Department of Rheumatology and Clinical Immunology, University Medical Center Utrecht, Heidelberglaan 100, 3584 CX, Utrecht, The Netherlands.
Department of Rheumatology, Sint Maartenskliniek, Nijmegen, The Netherlands.
Clin Rheumatol. 2019 Apr;38(4):1007-1015. doi: 10.1007/s10067-018-4358-x. Epub 2018 Nov 17.
Systemic sclerosis (SSc) is a chronic autoimmune disease with multiorgan involvement.
Identify preferences and priorities among patients and health care professionals regarding care for SSc patients in The Netherlands.
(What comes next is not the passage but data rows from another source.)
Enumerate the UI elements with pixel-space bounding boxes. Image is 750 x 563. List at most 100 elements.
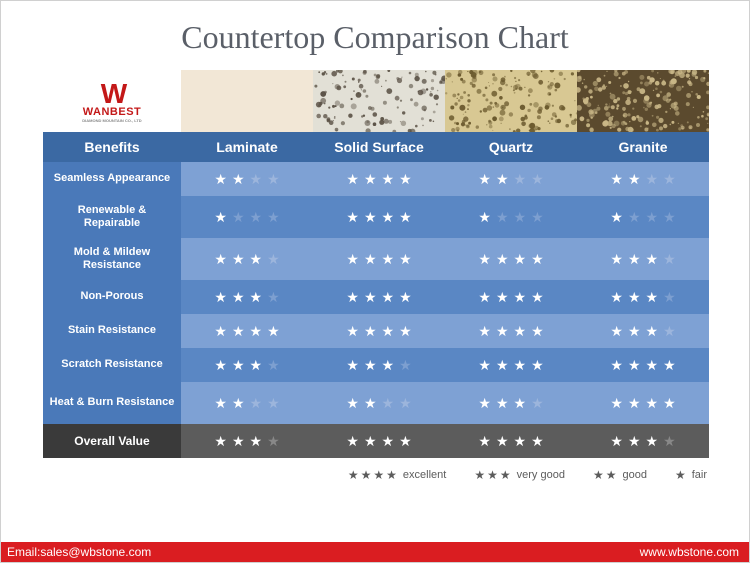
star-icon: ★ [531, 171, 544, 188]
legend-item: ★★ good [593, 468, 647, 482]
star-icon: ★ [346, 433, 359, 450]
rating-cell: ★★★★ [313, 238, 445, 280]
star-icon: ★ [364, 209, 377, 226]
star-icon: ★ [399, 357, 412, 374]
star-icon: ★ [214, 251, 227, 268]
legend-label: excellent [403, 469, 446, 481]
column-header: Granite [577, 132, 709, 162]
star-icon: ★ [382, 171, 395, 188]
star-icon: ★ [232, 209, 245, 226]
star-icon: ★ [628, 209, 641, 226]
table-row: Stain Resistance★★★★★★★★★★★★★★★★ [43, 314, 709, 348]
star-icon: ★ [214, 171, 227, 188]
star-icon: ★ [267, 357, 280, 374]
rating-cell: ★★★★ [313, 162, 445, 196]
star-icon: ★ [214, 357, 227, 374]
star-icon: ★ [478, 171, 491, 188]
legend-label: good [622, 469, 646, 481]
logo-sub: DIAMOND MOUNTAIN CO., LTD [82, 118, 141, 123]
star-icon: ★ [496, 323, 509, 340]
star-icon: ★ [267, 433, 280, 450]
star-icon: ★ [663, 357, 676, 374]
star-icon: ★ [646, 323, 659, 340]
star-icon: ★ [250, 251, 263, 268]
star-icon: ★ [348, 468, 359, 482]
star-icon: ★ [628, 323, 641, 340]
star-icon: ★ [214, 289, 227, 306]
legend-item: ★★★very good [474, 468, 565, 482]
star-icon: ★ [531, 251, 544, 268]
star-icon: ★ [364, 171, 377, 188]
column-labels: LaminateSolid SurfaceQuartzGranite [181, 132, 709, 162]
benefits-header: Benefits [43, 132, 181, 162]
star-icon: ★ [382, 289, 395, 306]
column-header: Solid Surface [313, 132, 445, 162]
star-icon: ★ [267, 209, 280, 226]
swatch-solidsurface [313, 70, 445, 132]
star-icon: ★ [500, 468, 511, 482]
overall-row: Overall Value★★★★★★★★★★★★★★★★ [43, 424, 709, 458]
star-icon: ★ [496, 289, 509, 306]
star-icon: ★ [628, 395, 641, 412]
star-icon: ★ [364, 289, 377, 306]
star-icon: ★ [474, 468, 485, 482]
rating-cell: ★★★★ [577, 280, 709, 314]
rating-cell: ★★★★ [577, 238, 709, 280]
star-icon: ★ [531, 289, 544, 306]
star-icon: ★ [663, 323, 676, 340]
star-icon: ★ [478, 209, 491, 226]
overall-label: Overall Value [43, 424, 181, 458]
rating-cell: ★★★★ [181, 280, 313, 314]
star-icon: ★ [478, 323, 491, 340]
star-icon: ★ [496, 171, 509, 188]
star-icon: ★ [250, 209, 263, 226]
star-icon: ★ [531, 357, 544, 374]
table-body: Seamless Appearance★★★★★★★★★★★★★★★★Renew… [43, 162, 709, 424]
swatch-quartz [445, 70, 577, 132]
star-icon: ★ [346, 209, 359, 226]
swatch-row: W WANBEST DIAMOND MOUNTAIN CO., LTD [43, 70, 709, 132]
star-icon: ★ [496, 395, 509, 412]
star-icon: ★ [610, 433, 623, 450]
star-icon: ★ [250, 433, 263, 450]
star-icon: ★ [675, 468, 686, 482]
star-icon: ★ [214, 323, 227, 340]
star-icon: ★ [646, 171, 659, 188]
star-icon: ★ [610, 395, 623, 412]
star-icon: ★ [628, 171, 641, 188]
star-icon: ★ [646, 357, 659, 374]
row-label: Seamless Appearance [43, 162, 181, 196]
row-label: Renewable & Repairable [43, 196, 181, 238]
column-header: Laminate [181, 132, 313, 162]
star-icon: ★ [514, 323, 527, 340]
rating-cell: ★★★★ [181, 348, 313, 382]
table-row: Heat & Burn Resistance★★★★★★★★★★★★★★★★ [43, 382, 709, 424]
star-icon: ★ [593, 468, 604, 482]
rating-cell: ★★★★ [445, 348, 577, 382]
star-icon: ★ [487, 468, 498, 482]
row-label: Heat & Burn Resistance [43, 382, 181, 424]
star-icon: ★ [232, 323, 245, 340]
table-row: Non-Porous★★★★★★★★★★★★★★★★ [43, 280, 709, 314]
star-icon: ★ [232, 251, 245, 268]
column-header: Quartz [445, 132, 577, 162]
star-icon: ★ [346, 323, 359, 340]
star-icon: ★ [514, 251, 527, 268]
star-icon: ★ [361, 468, 372, 482]
rating-cell: ★★★★ [577, 382, 709, 424]
star-icon: ★ [628, 433, 641, 450]
star-icon: ★ [531, 323, 544, 340]
star-icon: ★ [531, 395, 544, 412]
row-label: Scratch Resistance [43, 348, 181, 382]
rating-cell: ★★★★ [445, 280, 577, 314]
star-icon: ★ [663, 251, 676, 268]
star-icon: ★ [663, 209, 676, 226]
legend-stars: ★★ [593, 468, 617, 482]
star-icon: ★ [646, 251, 659, 268]
star-icon: ★ [232, 433, 245, 450]
rating-cell: ★★★★ [445, 196, 577, 238]
overall-rating-cell: ★★★★ [445, 424, 577, 458]
star-icon: ★ [663, 171, 676, 188]
footer-email: Email:sales@wbstone.com [1, 542, 420, 562]
overall-rating-cell: ★★★★ [577, 424, 709, 458]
Develop ideas to improve quality of care.
A structured approach was followed to collect information from different perspectives to prepare a working conference. Qualitative and quantitative data from patients (n = 650), rheumatologists (n = 167), nurses (n = 51), and health professionals (n = 85) from regional centers and university hospitals were collected. In February 2018, a working conference was organized. Seventy-seven persons (including 10 SSc patients) from different backgrounds discussed the identified themes and survey results. Ideas to improve health care were formulated and prioritized using nominal group technique.
Five key themes were identified: (1) shared care and multidisciplinary collaboration, (2) medical data exchange, (3) information for both patients and health care professionals, (4) patient empowerment, and (5) non-pharmacological care. Shared care was the preferred model of care in 49% of patients and 82% of physicians. However, current collaboration structures, especially between hospitals, should be improved. Suggestions for improvements were explicitly formulated agreements about referral, clear task division, treatment coordination, and exploration of novel ways to exchange medical records. The creation of a national web-based information hub was highly prioritized.
In this mixed-method study, broad-based consensus was achieved and recommendations were developed to improve health care for SSc patients. The approach, recommendations, and challenges summarized in this paper can be of use for health care professionals and other actors involved in patients with rare, chronic, and multisystem conditions.
系统性硬化症(SSc)是一种多器官受累的慢性自身免疫性疾病。
确定荷兰 SSc 患者护理方面患者和医疗保健专业人员的偏好和优先事项。提出改善护理质量的想法。
采用结构化方法从不同角度收集信息,为工作会议做准备。从区域中心和大学医院的患者(n=650)、风湿病学家(n=167)、护士(n=51)和卫生专业人员(n=85)收集定性和定量数据。2018 年 2 月,组织了一次工作会议。来自不同背景的 77 人(包括 10 名 SSc 患者)讨论了确定的主题和调查结果。使用名义群体技术制定并确定了改善医疗保健的想法。
确定了五个关键主题:(1)共同护理和多学科协作,(2)医疗数据交换,(3)患者和医疗保健专业人员的信息,(4)患者赋权,(5)非药物护理。共同护理是 49%的患者和 82%的医生首选的护理模式。然而,当前的协作结构,特别是医院之间的结构,应该得到改善。改进的建议包括明确转诊、明确分工、治疗协调以及探索交换医疗记录的新方法。建立一个全国性的基于网络的信息中心被高度优先考虑。
在这项混合方法研究中,达成了广泛的共识,并提出了改善 SSc 患者护理的建议。本文总结的方法、建议和挑战可用于医疗保健专业人员和涉及罕见、慢性和多系统疾病患者的其他参与者。